Cela dit, Sparkling (qui veut dire « éblouissant, pétillant » en anglais) n’est pas le seul à turbiner au charbon. EDF ou Engie (ex GDF-Suez) « détiennent, totalement ou partiellement, ou via des filiales, 46 centrales à charbon émettant plus de 151 millions de tonnes de CO2 par an, soit l’équivalent de près de la moitié des émissions totales de la France ». EDF, par exemple, est présent en Pologne, en Chine, en Belgique et en France (deux centrales)… Quant à Engie, rappelle Nicolas de La Casinière, sur les 30 centrales que le groupe possède de par le monde, dix d’entre elles sont cataloguées comme « subcritiques », autrement dit des installations vétustes, gourmandes en eau et en combustible… Morale : même si la France se veut la championne du nucléaire, ses grands groupes continuent d’émettre sans vergogne.
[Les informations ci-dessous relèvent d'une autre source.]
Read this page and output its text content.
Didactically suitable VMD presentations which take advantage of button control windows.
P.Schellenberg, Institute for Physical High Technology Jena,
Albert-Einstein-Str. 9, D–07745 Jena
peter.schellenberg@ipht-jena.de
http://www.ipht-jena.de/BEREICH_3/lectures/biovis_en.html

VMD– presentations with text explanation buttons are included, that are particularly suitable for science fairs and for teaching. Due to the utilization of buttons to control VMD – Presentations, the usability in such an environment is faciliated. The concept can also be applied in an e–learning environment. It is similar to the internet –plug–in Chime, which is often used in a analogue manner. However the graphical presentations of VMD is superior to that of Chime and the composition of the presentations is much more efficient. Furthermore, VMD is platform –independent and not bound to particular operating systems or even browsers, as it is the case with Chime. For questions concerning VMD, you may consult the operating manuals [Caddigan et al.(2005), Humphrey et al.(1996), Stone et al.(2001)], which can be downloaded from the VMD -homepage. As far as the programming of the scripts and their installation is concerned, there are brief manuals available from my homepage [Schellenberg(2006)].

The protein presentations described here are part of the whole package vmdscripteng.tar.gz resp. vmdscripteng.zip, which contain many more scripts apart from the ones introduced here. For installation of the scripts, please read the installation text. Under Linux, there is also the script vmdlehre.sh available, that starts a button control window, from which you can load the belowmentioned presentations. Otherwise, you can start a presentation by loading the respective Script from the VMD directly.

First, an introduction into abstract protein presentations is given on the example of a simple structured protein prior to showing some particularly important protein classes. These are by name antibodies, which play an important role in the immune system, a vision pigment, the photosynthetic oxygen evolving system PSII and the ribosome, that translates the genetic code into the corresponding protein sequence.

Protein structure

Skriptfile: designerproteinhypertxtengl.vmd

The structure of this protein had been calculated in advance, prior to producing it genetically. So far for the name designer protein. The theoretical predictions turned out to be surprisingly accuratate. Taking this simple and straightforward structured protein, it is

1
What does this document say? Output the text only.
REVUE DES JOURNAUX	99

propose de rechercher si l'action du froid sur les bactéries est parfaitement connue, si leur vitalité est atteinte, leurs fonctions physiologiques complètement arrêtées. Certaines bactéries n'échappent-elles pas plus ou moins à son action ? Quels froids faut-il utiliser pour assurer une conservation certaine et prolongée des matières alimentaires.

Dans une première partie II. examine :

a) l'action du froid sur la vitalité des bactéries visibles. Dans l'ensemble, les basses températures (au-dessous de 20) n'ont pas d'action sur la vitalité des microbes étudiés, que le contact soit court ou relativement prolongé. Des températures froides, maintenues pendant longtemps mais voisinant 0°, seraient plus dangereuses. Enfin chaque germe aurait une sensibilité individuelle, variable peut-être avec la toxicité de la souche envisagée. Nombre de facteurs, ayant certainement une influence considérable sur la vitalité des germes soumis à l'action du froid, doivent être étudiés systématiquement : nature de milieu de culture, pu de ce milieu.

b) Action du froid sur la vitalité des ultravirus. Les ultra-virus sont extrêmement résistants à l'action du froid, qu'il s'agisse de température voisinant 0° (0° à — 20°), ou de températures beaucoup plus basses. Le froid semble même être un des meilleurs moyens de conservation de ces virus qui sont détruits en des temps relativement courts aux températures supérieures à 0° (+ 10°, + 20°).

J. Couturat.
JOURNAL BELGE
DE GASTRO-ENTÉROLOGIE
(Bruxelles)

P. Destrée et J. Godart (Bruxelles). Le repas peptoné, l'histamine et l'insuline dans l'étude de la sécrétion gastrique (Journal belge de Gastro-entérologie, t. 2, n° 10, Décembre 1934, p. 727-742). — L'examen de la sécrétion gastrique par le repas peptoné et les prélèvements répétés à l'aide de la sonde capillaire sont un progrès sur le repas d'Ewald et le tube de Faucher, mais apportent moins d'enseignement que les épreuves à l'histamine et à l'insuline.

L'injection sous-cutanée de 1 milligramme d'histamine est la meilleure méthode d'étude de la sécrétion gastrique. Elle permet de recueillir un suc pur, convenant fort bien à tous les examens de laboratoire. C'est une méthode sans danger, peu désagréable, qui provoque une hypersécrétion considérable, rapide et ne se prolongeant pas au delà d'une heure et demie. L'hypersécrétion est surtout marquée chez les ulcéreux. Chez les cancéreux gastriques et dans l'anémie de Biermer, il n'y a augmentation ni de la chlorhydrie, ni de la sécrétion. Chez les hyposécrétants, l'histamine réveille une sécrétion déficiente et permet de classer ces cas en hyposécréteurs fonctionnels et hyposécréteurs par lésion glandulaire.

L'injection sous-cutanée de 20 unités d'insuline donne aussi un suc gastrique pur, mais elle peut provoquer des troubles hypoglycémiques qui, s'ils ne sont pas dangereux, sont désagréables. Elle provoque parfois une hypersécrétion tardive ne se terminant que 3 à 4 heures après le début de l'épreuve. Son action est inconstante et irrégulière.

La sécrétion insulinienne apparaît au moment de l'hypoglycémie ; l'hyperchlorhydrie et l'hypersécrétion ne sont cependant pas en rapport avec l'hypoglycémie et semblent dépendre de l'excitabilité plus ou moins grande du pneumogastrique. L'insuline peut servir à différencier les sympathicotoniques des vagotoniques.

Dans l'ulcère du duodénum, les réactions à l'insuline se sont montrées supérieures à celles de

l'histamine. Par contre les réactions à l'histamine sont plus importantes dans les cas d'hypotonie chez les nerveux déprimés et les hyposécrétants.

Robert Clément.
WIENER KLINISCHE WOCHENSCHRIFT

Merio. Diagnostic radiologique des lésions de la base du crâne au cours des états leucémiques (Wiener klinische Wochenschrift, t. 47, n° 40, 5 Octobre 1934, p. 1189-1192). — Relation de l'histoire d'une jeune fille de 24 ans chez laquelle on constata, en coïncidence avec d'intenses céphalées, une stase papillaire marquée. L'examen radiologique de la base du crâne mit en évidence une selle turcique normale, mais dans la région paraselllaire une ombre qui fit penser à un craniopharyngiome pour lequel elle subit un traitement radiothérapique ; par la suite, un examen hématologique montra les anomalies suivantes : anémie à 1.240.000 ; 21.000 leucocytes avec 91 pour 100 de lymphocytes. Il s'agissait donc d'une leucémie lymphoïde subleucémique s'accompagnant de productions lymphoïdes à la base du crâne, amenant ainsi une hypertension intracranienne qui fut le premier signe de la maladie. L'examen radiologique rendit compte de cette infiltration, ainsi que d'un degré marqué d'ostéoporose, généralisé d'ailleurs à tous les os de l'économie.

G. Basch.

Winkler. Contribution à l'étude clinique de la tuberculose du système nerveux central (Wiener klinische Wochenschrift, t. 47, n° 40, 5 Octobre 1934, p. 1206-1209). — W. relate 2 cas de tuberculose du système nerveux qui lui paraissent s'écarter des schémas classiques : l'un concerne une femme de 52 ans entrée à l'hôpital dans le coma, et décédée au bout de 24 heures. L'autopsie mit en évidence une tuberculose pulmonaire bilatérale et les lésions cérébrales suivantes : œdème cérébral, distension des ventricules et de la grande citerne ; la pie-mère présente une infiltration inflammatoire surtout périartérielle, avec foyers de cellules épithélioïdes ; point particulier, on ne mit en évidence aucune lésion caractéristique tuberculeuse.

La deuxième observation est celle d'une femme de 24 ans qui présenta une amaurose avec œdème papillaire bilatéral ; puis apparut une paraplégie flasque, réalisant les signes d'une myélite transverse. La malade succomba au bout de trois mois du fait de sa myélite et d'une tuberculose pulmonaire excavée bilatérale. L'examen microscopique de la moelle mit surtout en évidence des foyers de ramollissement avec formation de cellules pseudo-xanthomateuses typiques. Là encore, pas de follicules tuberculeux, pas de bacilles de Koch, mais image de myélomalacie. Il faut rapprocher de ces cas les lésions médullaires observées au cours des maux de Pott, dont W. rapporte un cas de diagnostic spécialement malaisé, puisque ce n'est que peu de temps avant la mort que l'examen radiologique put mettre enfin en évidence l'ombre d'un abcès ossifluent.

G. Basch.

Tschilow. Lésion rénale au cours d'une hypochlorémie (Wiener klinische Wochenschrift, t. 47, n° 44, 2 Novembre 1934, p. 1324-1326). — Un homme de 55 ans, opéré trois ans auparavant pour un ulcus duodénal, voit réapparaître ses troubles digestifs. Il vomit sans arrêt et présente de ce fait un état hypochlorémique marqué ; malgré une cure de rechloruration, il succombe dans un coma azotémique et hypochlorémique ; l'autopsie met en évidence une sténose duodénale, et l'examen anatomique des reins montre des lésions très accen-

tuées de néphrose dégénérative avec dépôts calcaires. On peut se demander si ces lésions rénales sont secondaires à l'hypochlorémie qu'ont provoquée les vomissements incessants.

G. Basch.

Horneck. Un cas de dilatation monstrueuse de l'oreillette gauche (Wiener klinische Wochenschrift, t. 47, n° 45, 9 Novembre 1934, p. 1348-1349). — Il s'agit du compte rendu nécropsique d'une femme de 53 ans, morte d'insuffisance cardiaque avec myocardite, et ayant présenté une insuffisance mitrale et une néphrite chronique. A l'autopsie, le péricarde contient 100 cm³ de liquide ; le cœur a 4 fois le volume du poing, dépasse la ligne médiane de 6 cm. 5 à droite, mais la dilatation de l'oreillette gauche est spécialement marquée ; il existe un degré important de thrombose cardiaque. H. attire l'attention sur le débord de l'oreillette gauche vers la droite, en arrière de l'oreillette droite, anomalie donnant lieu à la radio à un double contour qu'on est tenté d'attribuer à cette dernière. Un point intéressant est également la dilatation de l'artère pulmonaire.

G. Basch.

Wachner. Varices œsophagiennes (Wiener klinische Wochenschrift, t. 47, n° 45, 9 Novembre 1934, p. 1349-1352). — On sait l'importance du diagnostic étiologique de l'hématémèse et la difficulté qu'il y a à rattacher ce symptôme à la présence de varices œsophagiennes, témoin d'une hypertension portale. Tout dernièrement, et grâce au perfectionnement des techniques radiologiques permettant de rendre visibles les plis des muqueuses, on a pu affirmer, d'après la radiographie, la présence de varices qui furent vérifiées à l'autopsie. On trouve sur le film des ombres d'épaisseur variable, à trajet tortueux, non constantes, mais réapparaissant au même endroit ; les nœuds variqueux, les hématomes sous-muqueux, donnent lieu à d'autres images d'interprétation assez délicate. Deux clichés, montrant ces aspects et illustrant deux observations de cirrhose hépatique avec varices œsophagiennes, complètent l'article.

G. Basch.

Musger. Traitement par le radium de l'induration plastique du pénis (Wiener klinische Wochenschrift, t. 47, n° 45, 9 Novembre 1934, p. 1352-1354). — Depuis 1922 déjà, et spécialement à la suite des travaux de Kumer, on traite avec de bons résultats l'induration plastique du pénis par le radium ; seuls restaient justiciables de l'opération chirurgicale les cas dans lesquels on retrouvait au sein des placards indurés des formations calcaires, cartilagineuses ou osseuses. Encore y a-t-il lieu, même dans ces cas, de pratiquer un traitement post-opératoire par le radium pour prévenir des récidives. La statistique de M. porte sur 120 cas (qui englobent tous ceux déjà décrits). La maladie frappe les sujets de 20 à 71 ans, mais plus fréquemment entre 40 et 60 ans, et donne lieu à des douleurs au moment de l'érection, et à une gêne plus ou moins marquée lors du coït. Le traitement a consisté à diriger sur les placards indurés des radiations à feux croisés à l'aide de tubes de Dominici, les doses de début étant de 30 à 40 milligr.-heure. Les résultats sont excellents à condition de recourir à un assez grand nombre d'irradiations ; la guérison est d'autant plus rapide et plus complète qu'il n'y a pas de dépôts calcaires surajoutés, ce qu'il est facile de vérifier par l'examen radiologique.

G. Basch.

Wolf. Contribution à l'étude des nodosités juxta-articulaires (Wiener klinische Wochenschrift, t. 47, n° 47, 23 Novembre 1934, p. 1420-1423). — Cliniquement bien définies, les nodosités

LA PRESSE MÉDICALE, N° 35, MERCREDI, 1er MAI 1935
L’image des saboteurs est en jeu
Faut-il pour autant être pessimiste ? Il y a tout de même des progrès ici ou là. Certains saboteurs se rendent compte que leur image est en jeu. D’autres cèdent devant l’action des écologistes. C’est ainsi que l’association Bizi !, en annonçant à l’avance les actions qu’elle allait entreprendre, a poussé la Société générale à renoncer à financer un projet charbonnier australien. Même Total a décidé de se désengager de la production de charbon en Afrique du Sud. Et Michelin, autre saboteur notoire, ne cultive presque plus en direct l’hévéa (tout en continuant bien sûr à en consommer). L’industriel du pneumatique a même piloté en Indonésie un projet de reforestation. On peut, comme le fait l’auteur du livre, souligner que cette reforestation ne concerne que 50 % des surfaces, l’autre moitié étant replanté en… hévéa, mais c’est tout de même mieux que rien. Dans sa fougue militante, La Casinière reproche d’ailleurs à Total de « vouloir préserver le plus longtemps ses profits » (ce en quoi il n’y a rien de criminel) et plus loin il se désole que les pétroliers investissent dans l’éolien et le solaire. Pourtant ces investissements ne peuvent pas nuire.
Mais l’auteur a parfaitement raison lorsqu’il décrit tous les artifices de la communication qui permettent à ces grands groupes de s’auto-décerner des labels verts, ou de présenter leur action comme « responsable ». Et lorsqu’il relève que des entreprises comme le cimentier Lafarge, le sidérurgiste Arcelor-Mittal ou GDF-Suez ont financé tout récemment les sénateurs états-uniens les plus climatosceptiques, on tombe des nues et on se dit que le climat, malgré toutes les COP, est encore un combat à venir.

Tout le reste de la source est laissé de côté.